FOR German Chancellor Helmut Kohl, it has been largely downhill since reunification.

This winter, he is in trouble again, getting very little cooperation for his "solidarity pact" - an enormous cost-cutting effort involving the federal government, the 16 state governments, unions, and industry.

The pact is to pay for economic recovery in east Germany, an undertaking made even more difficult by recession in the west.

During the reunification process, when the western economy was booming, Chancellor Kohl didn't have the fiscal worries he has today: a shortfall in tax revenues and an increase in unemployment benefits.

To compensate, the government will be borrowing again, ratcheting up the federal deficit by 10 billion deutsche marks ($6.37 billion) this year.

Last week, Kohl presented his pillar in the solidarity pact: tax increases and proposed savings in government spending. It fell flat.

The opposition Social Democrats branded it "sinister and antisocial," saying it cut too deeply into social benefits. Kohl will need the Social Democrats' support to get the financial package through the Bundesrat, the upper house of Parliament where the Social Democrats hold a majority.

Only industry appears ready to play the solidarity game, and on Monday pledged to increase investment in east Germany this year by 20 billion deutsche marks ($12.74 billion) - but only if trade unions hold back on wage demands.

The solidarity mega-deal was supposed to be completed by Christmas, and its delay is just another confirmation to the average German that the politicians in Bonn are incompetent.
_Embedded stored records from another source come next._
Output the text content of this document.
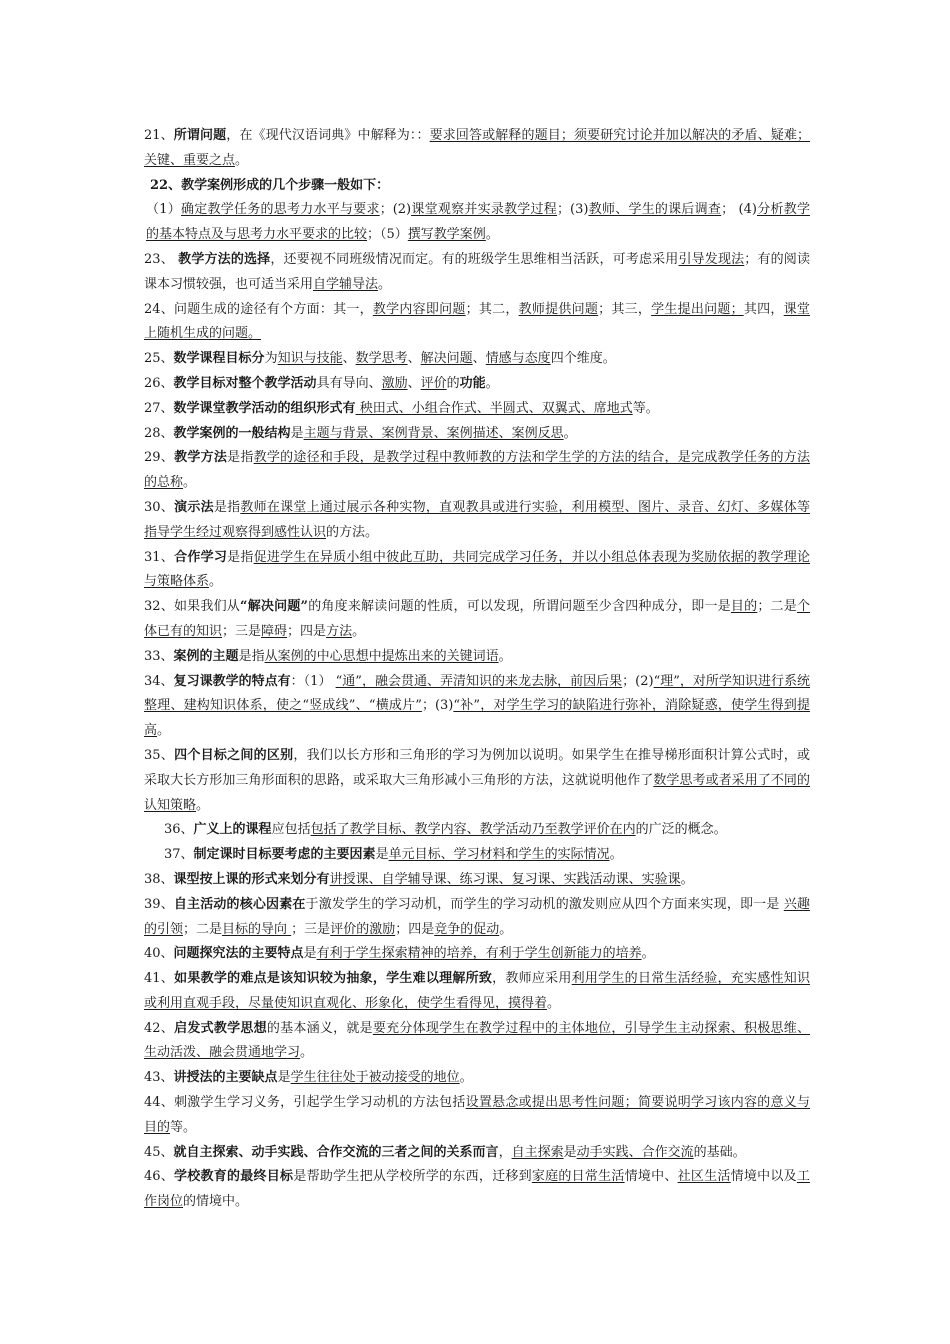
21、所谓问题，在《现代汉语词典》中解释为：：要求回答或解释的题目；须要研究讨论并加以解决的矛盾、疑难；关键、重要之点。

22、教学案例形成的几个步骤一般如下：

（1）确定教学任务的思考力水平与要求；(2)课堂观察并实录教学过程；(3)教师、学生的课后调查； (4)分析教学的基本特点及与思考力水平要求的比较；（5）撰写教学案例。

23、 教学方法的选择，还要视不同班级情况而定。有的班级学生思维相当活跃，可考虑采用引导发现法；有的阅读课本习惯较强，也可适当采用自学辅导法。

24、问题生成的途径有个方面：其一，教学内容即问题；其二，教师提供问题；其三，学生提出问题；其四，课堂上随机生成的问题。

25、数学课程目标分为知识与技能、数学思考、解决问题、情感与态度四个维度。

26、教学目标对整个教学活动具有导向、激励、评价的功能。

27、数学课堂教学活动的组织形式有 秧田式、小组合作式、半圆式、双翼式、席地式等。

28、教学案例的一般结构是主题与背景、案例背景、案例描述、案例反思。

29、教学方法是指教学的途径和手段，是教学过程中教师教的方法和学生学的方法的结合，是完成教学任务的方法的总称。

30、演示法是指教师在课堂上通过展示各种实物，直观教具或进行实验，利用模型、图片、录音、幻灯、多媒体等指导学生经过观察得到感性认识的方法。

31、合作学习是指促进学生在异质小组中彼此互助，共同完成学习任务，并以小组总体表现为奖励依据的教学理论与策略体系。

32、如果我们从“解决问题”的角度来解读问题的性质，可以发现，所谓问题至少含四种成分，即一是目的；二是个体已有的知识；三是障碍；四是方法。

33、案例的主题是指从案例的中心思想中提炼出来的关键词语。

34、复习课教学的特点有：（1） “通”，融会贯通、弄清知识的来龙去脉，前因后果；(2)“理”，对所学知识进行系统整理、建构知识体系，使之“竖成线”、“横成片”；(3)“补”，对学生学习的缺陷进行弥补，消除疑惑，使学生得到提高。

35、四个目标之间的区别，我们以长方形和三角形的学习为例加以说明。如果学生在推导梯形面积计算公式时，或采取大长方形加三角形面积的思路，或采取大三角形减小三角形的方法，这就说明他作了数学思考或者采用了不同的认知策略。

36、广义上的课程应包括包括了教学目标、教学内容、教学活动乃至教学评价在内的广泛的概念。

37、制定课时目标要考虑的主要因素是单元目标、学习材料和学生的实际情况。

38、课型按上课的形式来划分有讲授课、自学辅导课、练习课、复习课、实践活动课、实验课。

39、自主活动的核心因素在于激发学生的学习动机，而学生的学习动机的激发则应从四个方面来实现，即一是 兴趣的引领；二是目标的导向 ；三是评价的激励；四是竞争的促动。

40、问题探究法的主要特点是有利于学生探索精神的培养，有利于学生创新能力的培养。

41、如果教学的难点是该知识较为抽象，学生难以理解所致，教师应采用利用学生的日常生活经验，充实感性知识或利用直观手段，尽量使知识直观化、形象化，使学生看得见，摸得着。

42、启发式教学思想的基本涵义，就是要充分体现学生在教学过程中的主体地位，引导学生主动探索、积极思维、生动活泼、融会贯通地学习。

43、讲授法的主要缺点是学生往往处于被动接受的地位。

44、刺激学生学习义务，引起学生学习动机的方法包括设置悬念或提出思考性问题；简要说明学习该内容的意义与目的等。

45、就自主探索、动手实践、合作交流的三者之间的关系而言，自主探索是动手实践、合作交流的基础。

46、学校教育的最终目标是帮助学生把从学校所学的东西，迁移到家庭的日常生活情境中、社区生活情境中以及工作岗位的情境中。
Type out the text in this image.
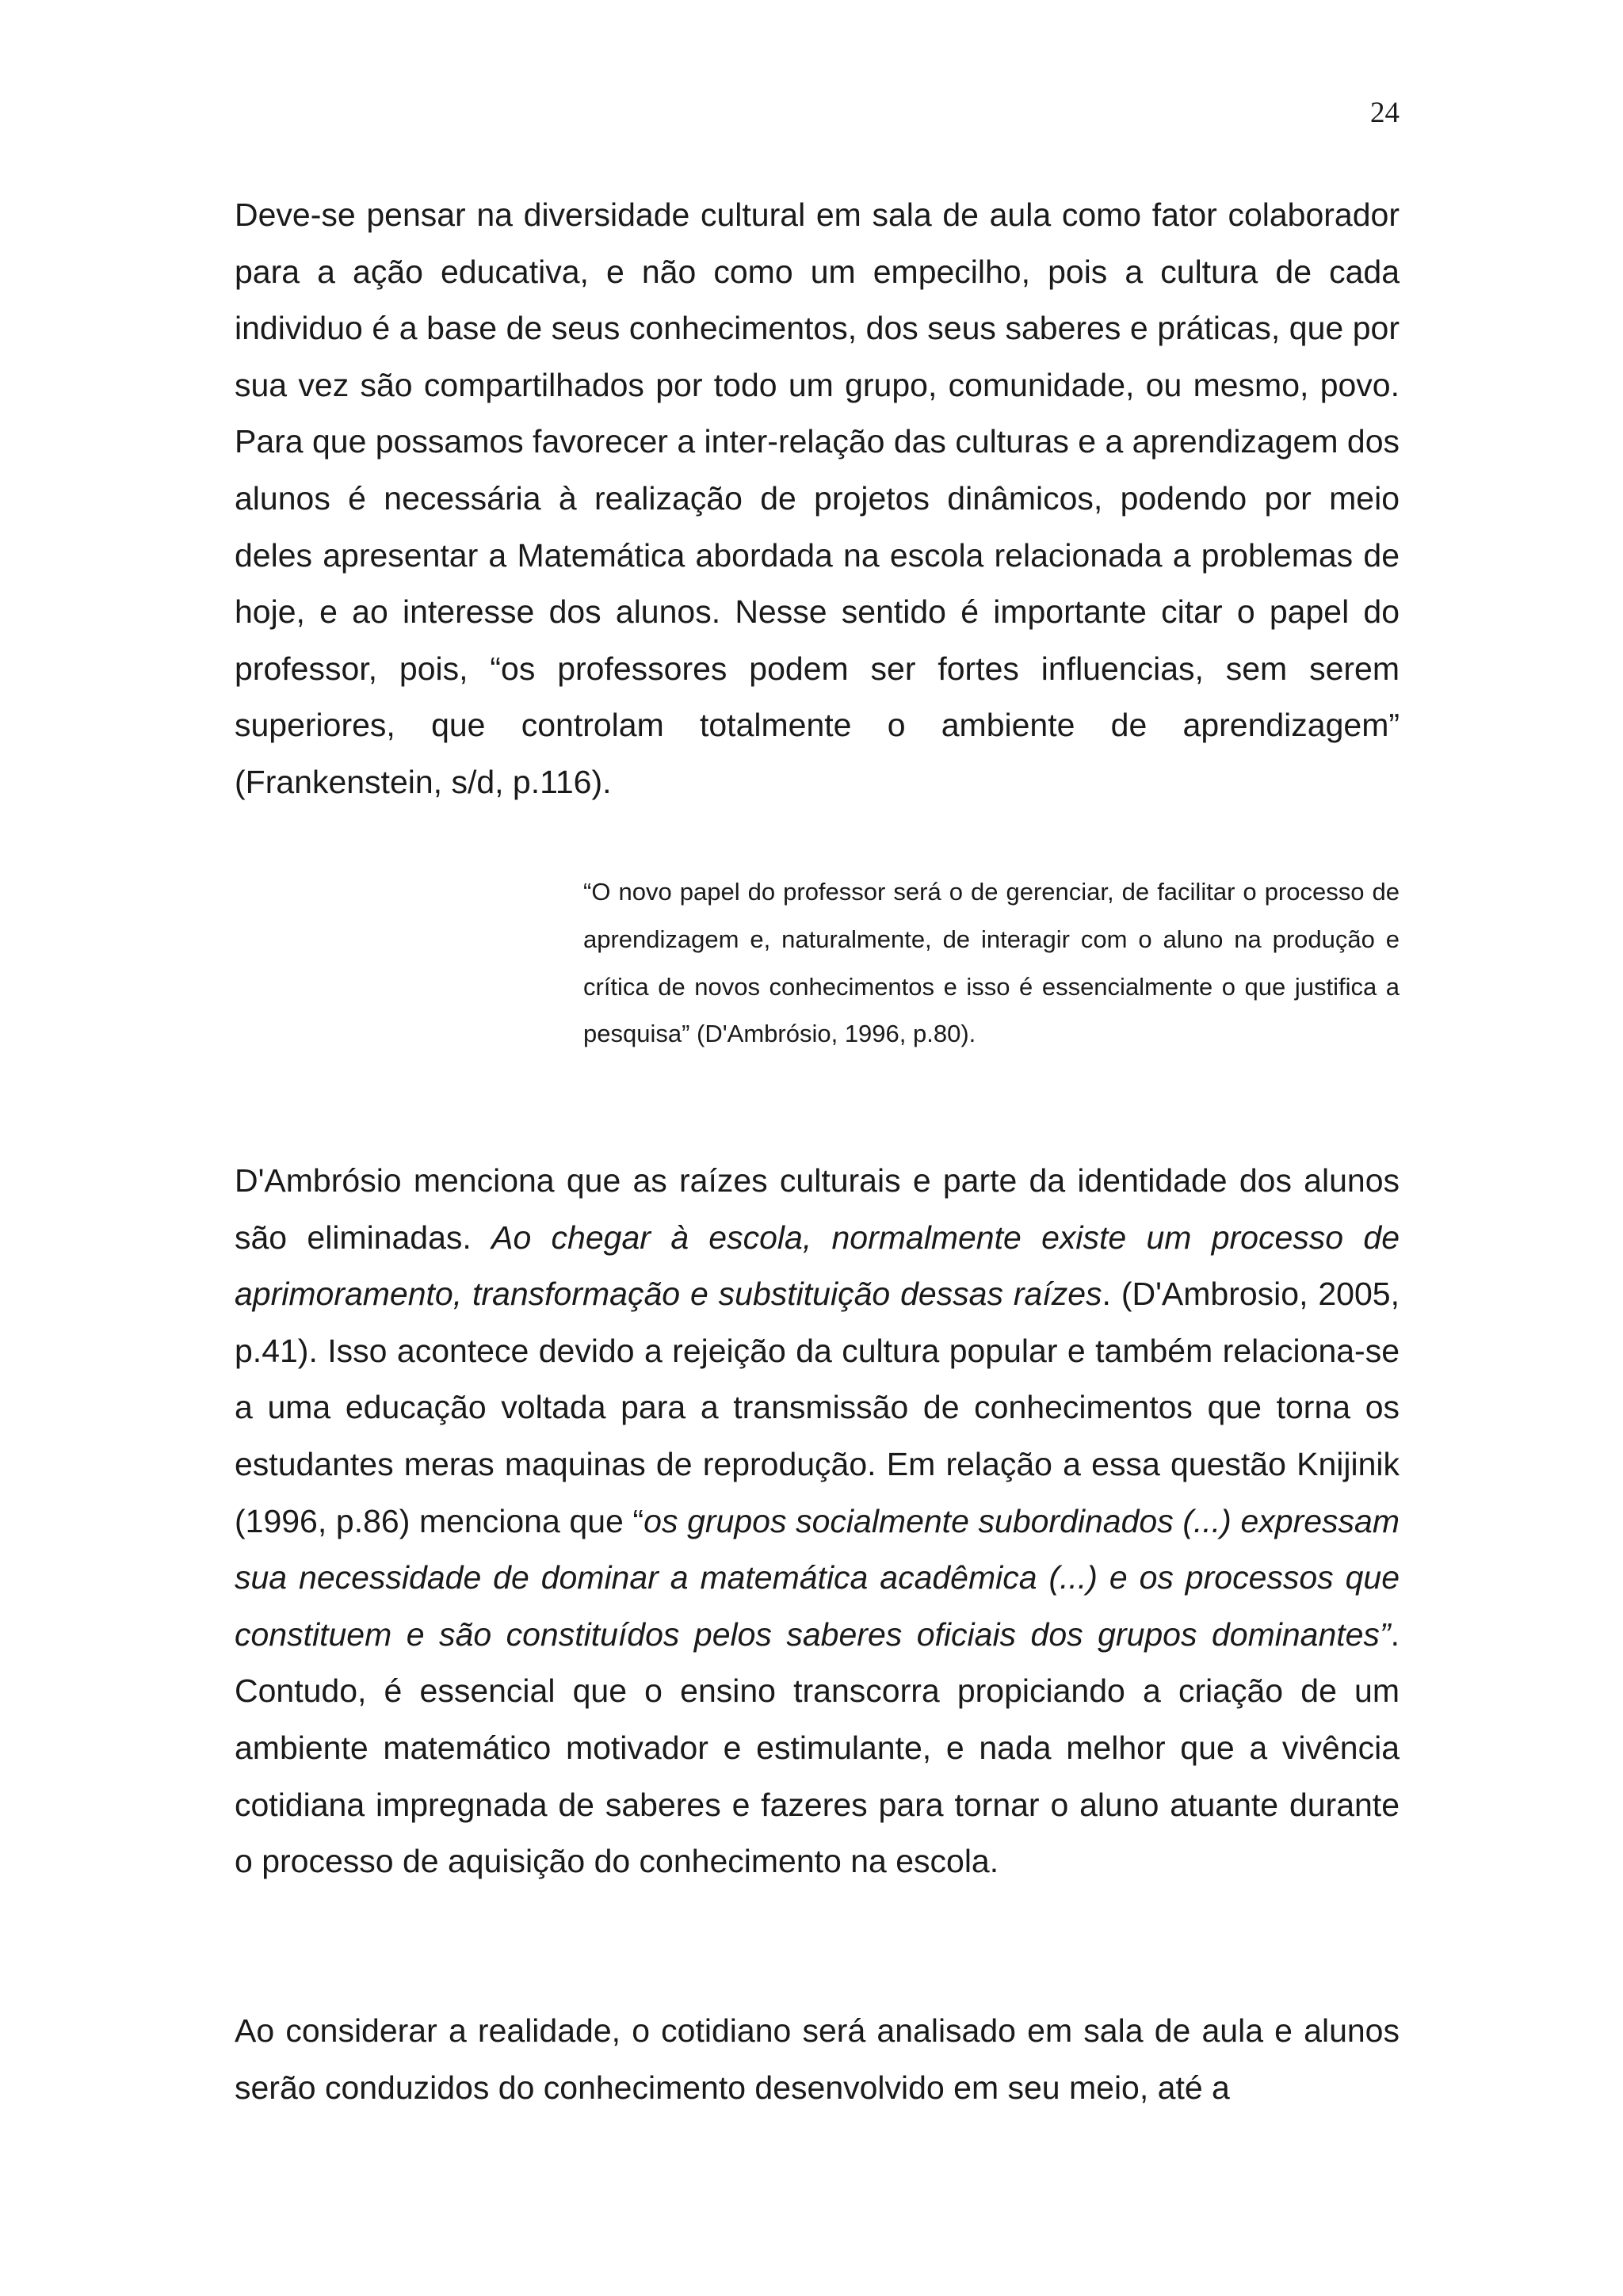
24

Deve-se pensar na diversidade cultural em sala de aula como fator colaborador para a ação educativa, e não como um empecilho, pois a cultura de cada individuo é a base de seus conhecimentos, dos seus saberes e práticas, que por sua vez são compartilhados por todo um grupo, comunidade, ou mesmo, povo. Para que possamos favorecer a inter-relação das culturas e a aprendizagem dos alunos é necessária à realização de projetos dinâmicos, podendo por meio deles apresentar a Matemática abordada na escola relacionada a problemas de hoje, e ao interesse dos alunos. Nesse sentido é importante citar o papel do professor, pois, “os professores podem ser fortes influencias, sem serem superiores, que controlam totalmente o ambiente de aprendizagem” (Frankenstein, s/d, p.116).

“O novo papel do professor será o de gerenciar, de facilitar o processo de aprendizagem e, naturalmente, de interagir com o aluno na produção e crítica de novos conhecimentos e isso é essencialmente o que justifica a pesquisa” (D'Ambrósio, 1996, p.80).

D'Ambrósio menciona que as raízes culturais e parte da identidade dos alunos são eliminadas. Ao chegar à escola, normalmente existe um processo de aprimoramento, transformação e substituição dessas raízes. (D'Ambrosio, 2005, p.41). Isso acontece devido a rejeição da cultura popular e também relaciona-se a uma educação voltada para a transmissão de conhecimentos que torna os estudantes meras maquinas de reprodução. Em relação a essa questão Knijinik (1996, p.86) menciona que “os grupos socialmente subordinados (...) expressam sua necessidade de dominar a matemática acadêmica (...) e os processos que constituem e são constituídos pelos saberes oficiais dos grupos dominantes”. Contudo, é essencial que o ensino transcorra propiciando a criação de um ambiente matemático motivador e estimulante, e nada melhor que a vivência cotidiana impregnada de saberes e fazeres para tornar o aluno atuante durante o processo de aquisição do conhecimento na escola.

Ao considerar a realidade, o cotidiano será analisado em sala de aula e alunos serão conduzidos do conhecimento desenvolvido em seu meio, até a
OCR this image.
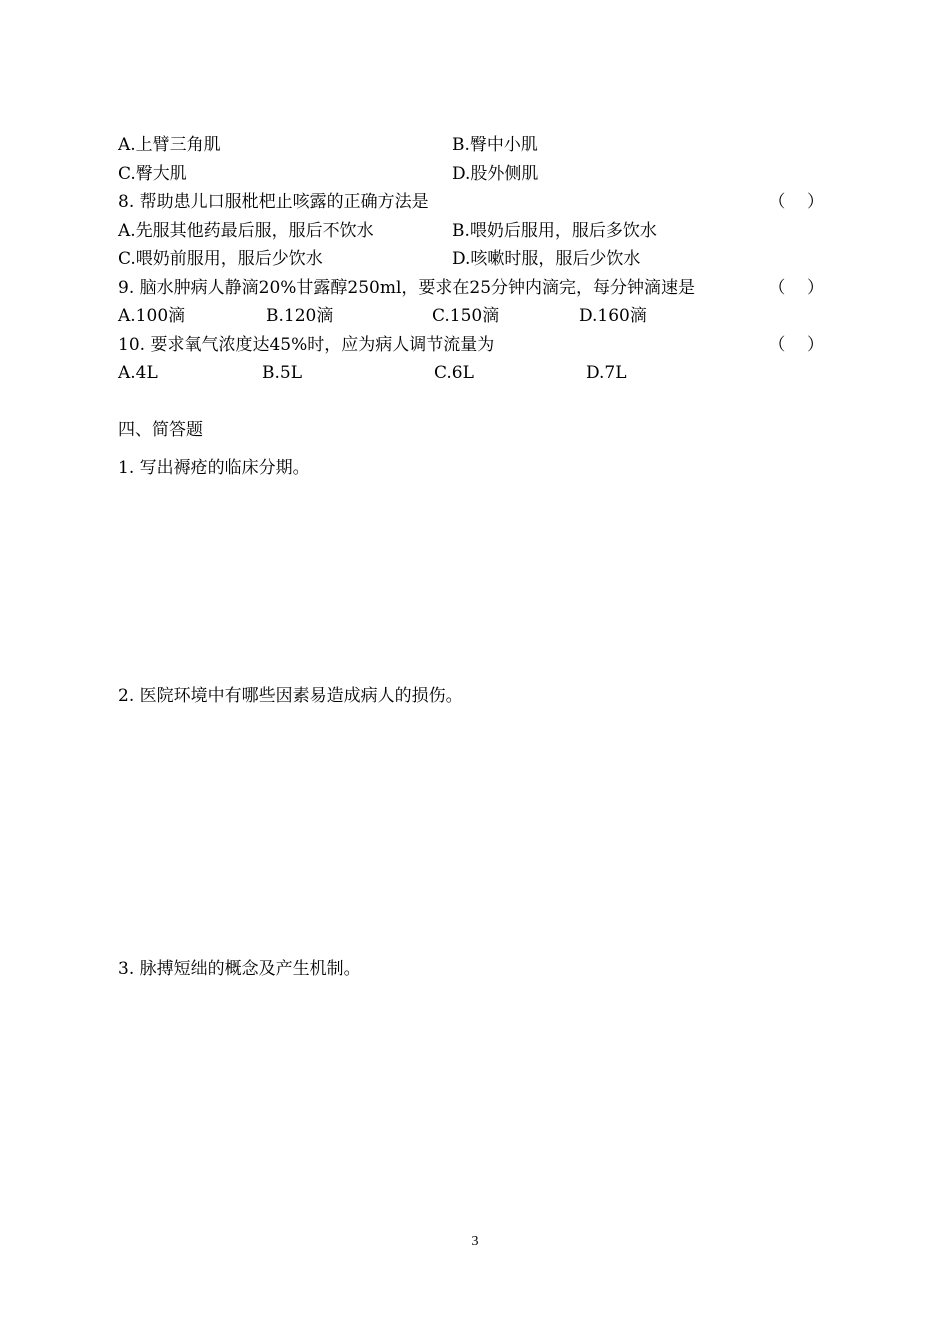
A.上臂三角肌	B.臀中小肌
C.臀大肌	D.股外侧肌
8. 帮助患儿口服枇杷止咳露的正确方法是	（    ）
A.先服其他药最后服，服后不饮水	B.喂奶后服用，服后多饮水
C.喂奶前服用，服后少饮水	D.咳嗽时服，服后少饮水
9. 脑水肿病人静滴20%甘露醇250ml，要求在25分钟内滴完，每分钟滴速是	（    ）
A.100滴	B.120滴	C.150滴	D.160滴
10. 要求氧气浓度达45%时，应为病人调节流量为	（    ）
A.4L	B.5L	C.6L	D.7L
四、简答题
1. 写出褥疮的临床分期。
2. 医院环境中有哪些因素易造成病人的损伤。
3. 脉搏短绌的概念及产生机制。
3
According to a poll published by the news weekly Der Spiegel Jan. 18, 51 percent of Germans have little trust in the country's established parties, and 38 percent have no trust whatsoever.

Germany's leaders are wondering whether this attitude will play itself out the same way it did in the American presidential elections, where the older generation was swept out in favor of the younger.

"We have too many old people occupying chairs here," says Fritz Fliszar, director of the Friedrich Naumann Foundation, which is affiliated with the Free Democrats, the junior partner in Kohl's coalition government.

Last October, Kohl celebrated his 10th anniversary as chancellor, but he shows no signs of being "office tired," as the Germans say. Helmut Hubel, a political analyst at the German Society for Foreign Affairs, says Kohl has suppressed young talent in the party and clearly intends to run for chancellor again in the 1994 national elections.

It could be that "Kohl won't get through this difficult period quickly enough" to win the next election, however, says Mr. Hubel. The chancellor "lost time" in making the tough choices for Germany, he says. "He declared the hour of truth two years too late."

Kohl's problems could be a benefit to the opposition Social Democrats (SPD) here, but that appears unlikely. The party's charismatic, young leader Bjorn Engholm is ruling over a divided kingdom. He is kept in check by powerful SPD "princes" heading up several German state governments and a rank and file attached to old party ideals which are no longer in touch with the general public.

Still, the kingmaker in German coalition building, the Free Democrat Party, obviously does not think the SPD's chances are too bad. Otto Lambsdorff, the Free Democrats' outgoing leader, said Tuesday his party would consider a coalition with the SPD and the Greens in 1994. Although Count Lambsdorff backpedaled on his statement yesterday, Kohl could not be faulted for being uncomfortable with his coalition partner talking so soon of switching sides.